Summary and conclusion

Recent research indicates that electrochemical power sources far smaller than the smallest presently manufactured batteries could be formed by subcutaneously implanting an anode and a cathode. These are listed, along with the smallest presently commercially available batteries, in Table 1. The first of these, which is ready for in vivo studies, is the Zn–AgCl cell, where a corrosion-preventing, yet Zn2+ ion-conducting, film of hopeite-phase Zn3 (PO4)2.4 H2O precipitates during the discharge on the Zn anode [7].

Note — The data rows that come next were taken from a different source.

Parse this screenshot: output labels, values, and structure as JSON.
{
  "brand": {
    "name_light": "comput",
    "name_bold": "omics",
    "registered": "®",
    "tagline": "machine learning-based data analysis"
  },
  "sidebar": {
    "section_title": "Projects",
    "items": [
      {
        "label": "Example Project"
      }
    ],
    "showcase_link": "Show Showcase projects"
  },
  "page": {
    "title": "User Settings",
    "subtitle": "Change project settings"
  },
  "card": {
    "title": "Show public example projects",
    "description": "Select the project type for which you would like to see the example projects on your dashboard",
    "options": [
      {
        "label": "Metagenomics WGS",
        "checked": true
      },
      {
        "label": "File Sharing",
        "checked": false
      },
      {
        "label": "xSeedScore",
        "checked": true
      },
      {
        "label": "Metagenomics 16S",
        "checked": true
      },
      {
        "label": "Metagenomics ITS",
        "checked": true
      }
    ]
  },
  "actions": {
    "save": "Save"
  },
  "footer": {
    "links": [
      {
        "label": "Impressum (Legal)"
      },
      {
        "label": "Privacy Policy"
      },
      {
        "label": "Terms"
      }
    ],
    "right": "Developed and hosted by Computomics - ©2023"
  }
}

Table 1 Actual characteristics of small commercially available batteries and projected characteristics of potentially implantable microcells

In the second cell likely to be implemented, which has a tenfold greater energy density and a higher power density, the AgCl cathode would be replaced with a wired bilirubin oxidase cathode, on which O2 is electroreduced to water at an overpotential considerably smaller than that for platinum-based alloys [21, 22]. This cathode works well for about two weeks in a pH 7.4 physiological saline buffer solution at 37 °C, but not yet in serum [18, 19]. The third power source, the glucose–O2 biofuel cell, would be by far the smallest of the cells, because it would draw its reactants from the subcutaneous interstitial fluid. The cell utilizes a wired glucose oxidase anode [1416, 23, 24] and a wired bilirubin oxidase cathode [11, 22, 25]. It works for a week in pH 7.4 physiological saline buffer solution at 37 °C and for a day in a grape [17, 26]. The implanted glucose electrooxidizing anode has been successfully used in diabetic volunteers for monitoring glucose in the subcutaneous interstitial fluid [4, 27]. However, its wired bilirubin oxidase cathode is as yet unstable in serum [18, 19]. The stabilization of the cathode operating in the subcutaneous interstitial fluid, which is currently being investigated, would open the way to implanting the Zn–O2 microcell and the glucose–O2 miniature biofuel cell.